The EU’s Response to Terrorism in North Africa

The events of the Arab Spring have brought many changes to North Africa and the Middle East. However, it is yet to be seen whether the struggles of North Africans will bring about meaningful positive democratic change in the region.


On the one hand, North African terrorist groups were mostly left on the sidelines during the protests that swept North Africa. Yet, on the other hand, a side effect of these events is that significant quantities of weapons have been smuggled out of Libya and may have found their way to rebels and terrorists. This has contributed to the destabilisation of the Sahel region of Africa, which is an area already beset by a number of problems, including a food crisis, terrorism, and now rebellion. Mali – previously one of the few examples in the region of a reasonably stable democracy – has emerged as a victim of a rebellion, with the northern part of the country being controlled by rebel factions whereby this instability is being exploited by drug-traffickers, Al-Qaeda, and other Islamist fighters.
In 2012, Europol (the European Police Office) reported in its Terrorism Situation and Trend (TE-SAT) Report that “the ability of al-Qaeda core in Pakistan to direct terrorist attacks abroad has likewise lessened in tandem with the isolation of the al-Qaeda hierarchy in the Pakistan region. Whilst bin Laden was arguably a figure of increasingly peripheral importance, the ongoing Arab Spring developments in the North African and Middle East region are currently more significant”. Therefore, although the remnants of Al Qaeda in South Asia still do pose a threat to Europe (probably mostly to the UK), the European Union (EU) is currently focusing its efforts on the more pressing situation in North Africa.

“It is worth noting that AQIM is yet to manage an attack on the European continent, but it has often been suspected that it has criminal links in Europe and is well-known to kidnap Westerners in North Africa for ransom money.”

With regard to terrorism specifically, Al Qaeda in the Islamic Maghreb (AQIM) has emerged as a threat to France and Spain in particular. It is worth noting that AQIM is yet to manage an attack on the European continent, but it has often been suspected that it has criminal links in Europe and is well-known to kidnap Westerners in North Africa for ransom money. Europol suspect that AQIM (and the Nigerian Boko Haram) have been able to strengthen themselves because of the availability of weapons and the generally weak governance in the North African region. Even so, it has been suggested more than once that France and the US have overplayed the threat of AQIM for their own strategic reasons. In addition, Algeria and Mauritania are keen to be thought of as allies in fighting terrorism.
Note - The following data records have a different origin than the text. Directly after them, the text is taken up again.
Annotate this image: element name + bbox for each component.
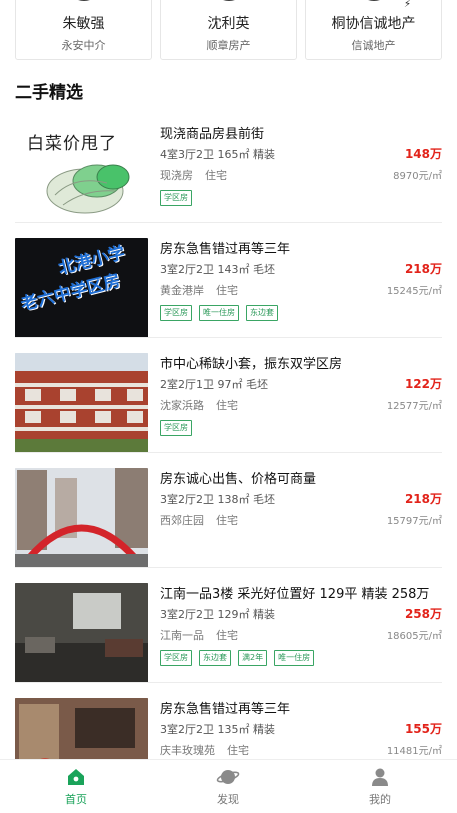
unit-price: 15797元/㎡ — [386, 516, 442, 527]
listing-thumbnail — [15, 353, 148, 453]
tag: 学区房 — [160, 650, 192, 666]
tag: 满2年 — [238, 650, 268, 666]
tab-discover[interactable]: 发现 — [152, 766, 304, 807]
listing-location: 沈家浜路 住宅 — [160, 397, 238, 413]
bottom-tab-bar: 首页 发现 我的 — [0, 759, 457, 813]
avatar — [65, 0, 102, 1]
tab-home[interactable]: 首页 — [0, 766, 152, 807]
listing-spec: 3室2厅2卫 129㎡ 精装 — [160, 608, 275, 621]
tag-list: 学区房 东边套 满2年 唯一住房 — [160, 645, 321, 666]
tag: 学区房 — [160, 305, 192, 321]
unit-price: 8970元/㎡ — [393, 171, 442, 182]
tab-label: 首页 — [65, 793, 87, 806]
planet-icon — [152, 766, 304, 788]
agent-company: 永安中介 — [61, 39, 106, 52]
building-photo — [15, 353, 148, 453]
tab-label: 发现 — [217, 793, 239, 806]
listing-thumbnail — [15, 698, 148, 760]
agent-strip: 朱敏强 永安中介 沈利英 顺章房产 ⚡ 桐协信诚地产 信诚地产 — [0, 0, 457, 62]
agent-name: 桐协信诚地产 — [331, 16, 416, 32]
property-type: 住宅 — [205, 169, 227, 182]
agent-card[interactable]: 沈利英 顺章房产 — [160, 0, 297, 60]
listing-spec: 3室2厅2卫 143㎡ 毛坯 — [160, 263, 275, 276]
agent-card[interactable]: ⚡ 桐协信诚地产 信诚地产 — [305, 0, 442, 60]
tag: 学区房 — [160, 190, 192, 206]
listing-title: 市中心稀缺小套，振东双学区房 — [160, 357, 343, 372]
tab-label: 我的 — [369, 793, 391, 806]
listing-location: 现浇房 住宅 — [160, 167, 227, 183]
listing-price: 218万 — [404, 262, 442, 276]
unit-price: 11481元/㎡ — [386, 746, 442, 757]
listing-item[interactable]: 江南一品3楼 采光好位置好 129平 精装 258万 3室2厅2卫 129㎡ 精… — [0, 568, 457, 683]
listing-list[interactable]: 白菜价甩了 现浇商品房县前街 4室3厅2卫 165㎡ 精装 148万 现浇房 住宅… — [0, 108, 457, 760]
agent-name: 朱敏强 — [62, 16, 105, 32]
listing-price: 155万 — [404, 722, 442, 736]
section-title: 二手精选 — [15, 83, 83, 103]
home-icon — [0, 766, 152, 788]
tag: 学区房 — [160, 420, 192, 436]
property-type: 住宅 — [216, 629, 238, 642]
listing-item[interactable]: 市中心稀缺小套，振东双学区房 2室2厅1卫 97㎡ 毛坯 122万 沈家浜路 住宅… — [0, 338, 457, 453]
listing-price: 148万 — [404, 147, 442, 161]
community-name: 现浇房 — [160, 169, 193, 182]
interior-photo — [15, 698, 148, 760]
agent-card[interactable]: 朱敏强 永安中介 — [15, 0, 152, 60]
listing-price: 122万 — [404, 377, 442, 391]
property-type: 住宅 — [216, 284, 238, 297]
listing-thumbnail — [15, 583, 148, 683]
tag: 唯一住房 — [199, 305, 239, 321]
listing-title: 房东急售错过再等三年 — [160, 242, 291, 257]
listing-location: 西郊庄园 住宅 — [160, 512, 238, 528]
agent-company: 信诚地产 — [351, 39, 396, 52]
community-name: 庆丰玫瑰苑 — [160, 744, 215, 757]
unit-price: 15245元/㎡ — [386, 286, 442, 297]
listing-spec: 3室2厅2卫 138㎡ 毛坯 — [160, 493, 275, 506]
avatar — [210, 0, 247, 1]
tag-list: 学区房 — [160, 185, 199, 206]
listing-price: 218万 — [404, 492, 442, 506]
listing-title: 房东诚心出售、价格可商量 — [160, 472, 317, 487]
unit-price: 18605元/㎡ — [386, 631, 442, 642]
community-name: 江南一品 — [160, 629, 204, 642]
unit-price: 12577元/㎡ — [386, 401, 442, 412]
listing-spec: 3室2厅2卫 135㎡ 精装 — [160, 723, 275, 736]
community-name: 黄金港岸 — [160, 284, 204, 297]
listing-location: 江南一品 住宅 — [160, 627, 238, 643]
listing-item[interactable]: 北港小学 老六中学区房 房东急售错过再等三年 3室2厅2卫 143㎡ 毛坯 21… — [0, 223, 457, 338]
living-room-photo — [15, 583, 148, 683]
tab-profile[interactable]: 我的 — [304, 766, 456, 807]
user-icon — [304, 766, 456, 788]
listing-item[interactable]: 房东急售错过再等三年 3室2厅2卫 135㎡ 精装 155万 庆丰玫瑰苑 住宅 1… — [0, 683, 457, 760]
listing-item[interactable]: 白菜价甩了 现浇商品房县前街 4室3厅2卫 165㎡ 精装 148万 现浇房 住宅… — [0, 108, 457, 223]
listing-price: 258万 — [404, 607, 442, 621]
listing-item[interactable]: 房东诚心出售、价格可商量 3室2厅2卫 138㎡ 毛坯 218万 西郊庄园 住宅 … — [0, 453, 457, 568]
listing-title: 江南一品3楼 采光好位置好 129平 精装 258万 — [160, 587, 430, 602]
listing-spec: 4室3厅2卫 165㎡ 精装 — [160, 148, 275, 161]
property-type: 住宅 — [227, 744, 249, 757]
listing-spec: 2室2厅1卫 97㎡ 毛坯 — [160, 378, 268, 391]
tag: 东边套 — [199, 650, 231, 666]
listing-title: 房东急售错过再等三年 — [160, 702, 291, 717]
community-name: 西郊庄园 — [160, 514, 204, 527]
listing-location: 庆丰玫瑰苑 住宅 — [160, 742, 249, 758]
community-name: 沈家浜路 — [160, 399, 204, 412]
tag-list: 学区房 — [160, 415, 199, 436]
listing-thumbnail: 白菜价甩了 — [15, 123, 148, 223]
listing-thumbnail — [15, 468, 148, 568]
property-type: 住宅 — [216, 399, 238, 412]
listing-title: 现浇商品房县前街 — [160, 127, 265, 142]
listing-location: 黄金港岸 住宅 — [160, 282, 238, 298]
bolt-icon: ⚡ — [403, 0, 411, 10]
tag: 东边套 — [246, 305, 278, 321]
avatar — [355, 0, 392, 1]
tag-list: 学区房 唯一住房 东边套 — [160, 300, 285, 321]
agent-company: 顺章房产 — [206, 39, 251, 52]
cabbage-illustration — [46, 164, 130, 214]
tag: 唯一住房 — [274, 650, 315, 666]
complex-gate-photo — [15, 468, 148, 568]
agent-name: 沈利英 — [207, 16, 250, 32]
property-type: 住宅 — [216, 514, 238, 527]
listing-thumbnail: 北港小学 老六中学区房 — [15, 238, 148, 338]
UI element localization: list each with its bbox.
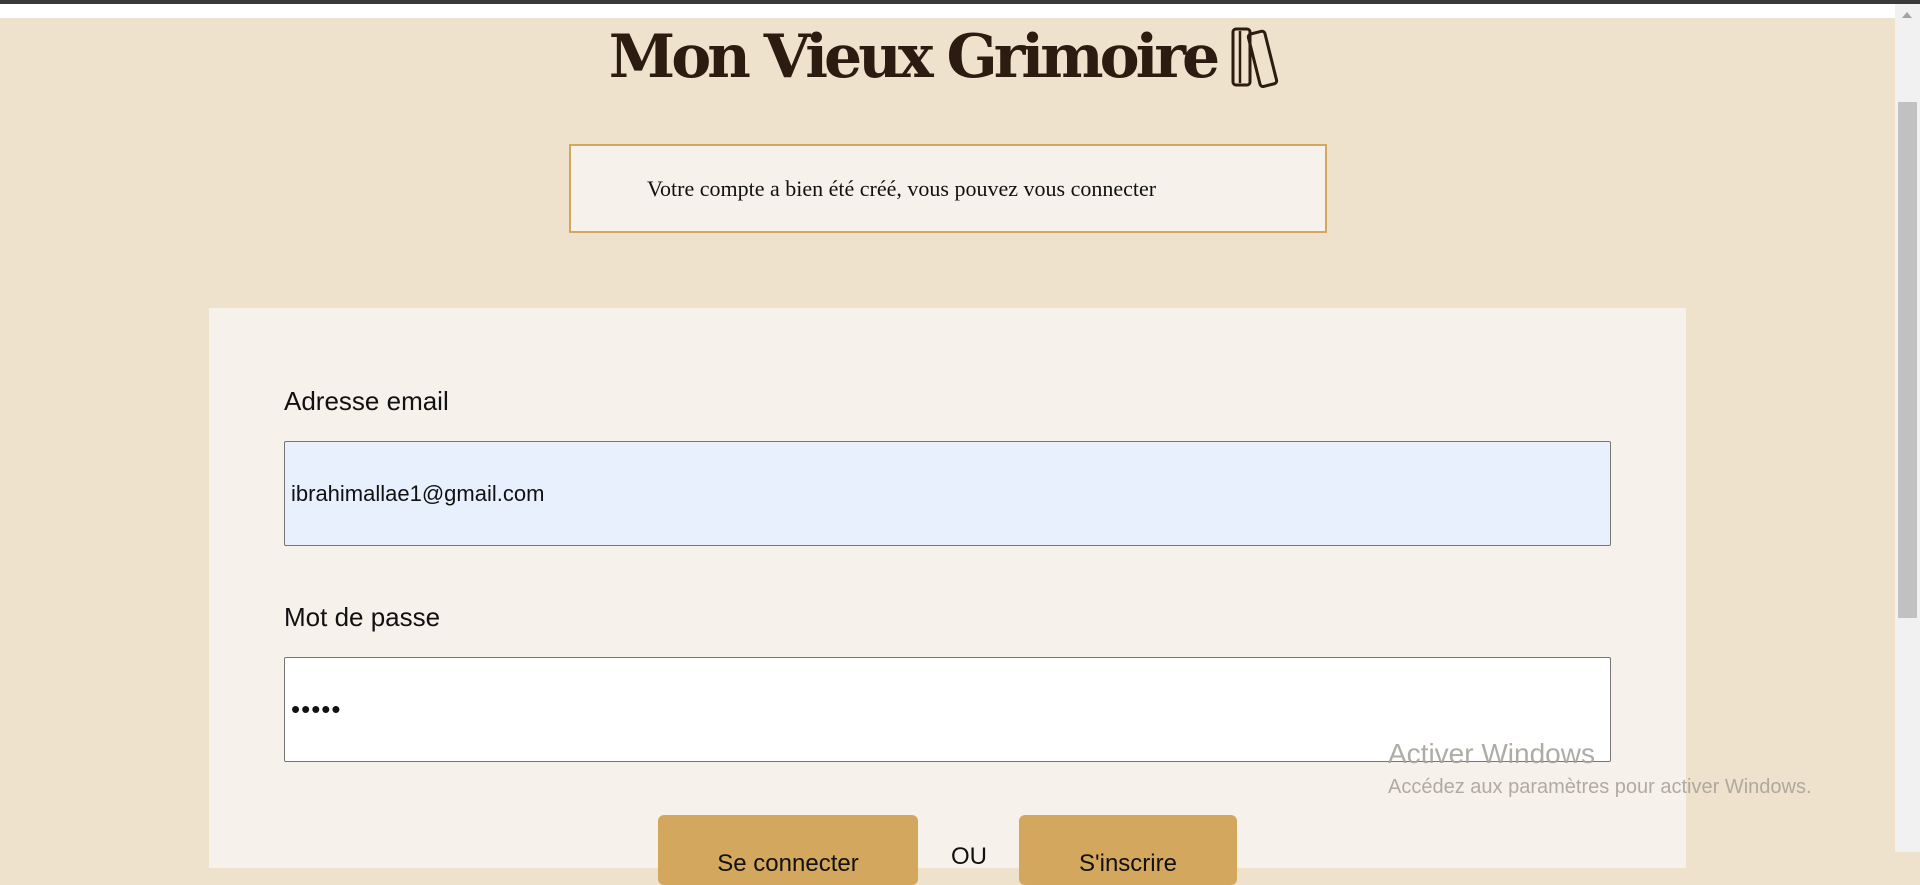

The EU has attempted to co-operate with North African countries in the past, labelling Algeria and Morocco as ‘priority’ countries for counter-terrorism assistance following 9/11. However, these efforts were not always successful because they preferred to maintain their bilateral relations with France and Spain. Whether fact or fiction, the EU has reacted to the apparent threat in the Sahel with a Strategy for Security and Development, considering them two sides of the same coin. The EU has initiated a new project called EUCAP Niger to combat terrorism, which will provide civilian and military experts to help build up local capacity to fight terrorism, but with liaison officers also placed in Nouakchott (Mauritania) and Bamoko (Mali). The EU has for several years been one of the key actors in the region, and the Sahel may be an area where the “EU leadership… is the most credible, capable, and potentially decisive”. In short, this is a region in which it is quite possible that the EU could come to play a significant role in the future.

“But, most importantly, the EU and European governments should be careful not to contribute to re-installing the oppressive regimes of yesteryear in the hope of providing security in the region and should instead adhere to the will of the region’s people.”

Overall, the direction that North African countries take will be for the future to decide. What is clear is that the turmoil caused by the uprisings in North Africa has had the unfortunate side-effect of contributing to the destabilisation of the Sahel area to the south, which was already beset by problems. The EU has endeavoured to become an important actor in the region, both in security and development matters. With this in mind, it can only be hoped that the EU can indeed be a credible and capable actor in the region; after all, problems in North Africa could have many potential spill-over effects on Europe. But, most importantly, the EU and European governments should be careful not to contribute to re-installing the oppressive regimes of yesteryear in the hope of providing security in the region and should instead adhere to the will of the region’s people.

If the West does not learn this lesson, Western responses may simply perpetuate the existing problems and create a vicious circle of anger that could have detrimental consequences for all.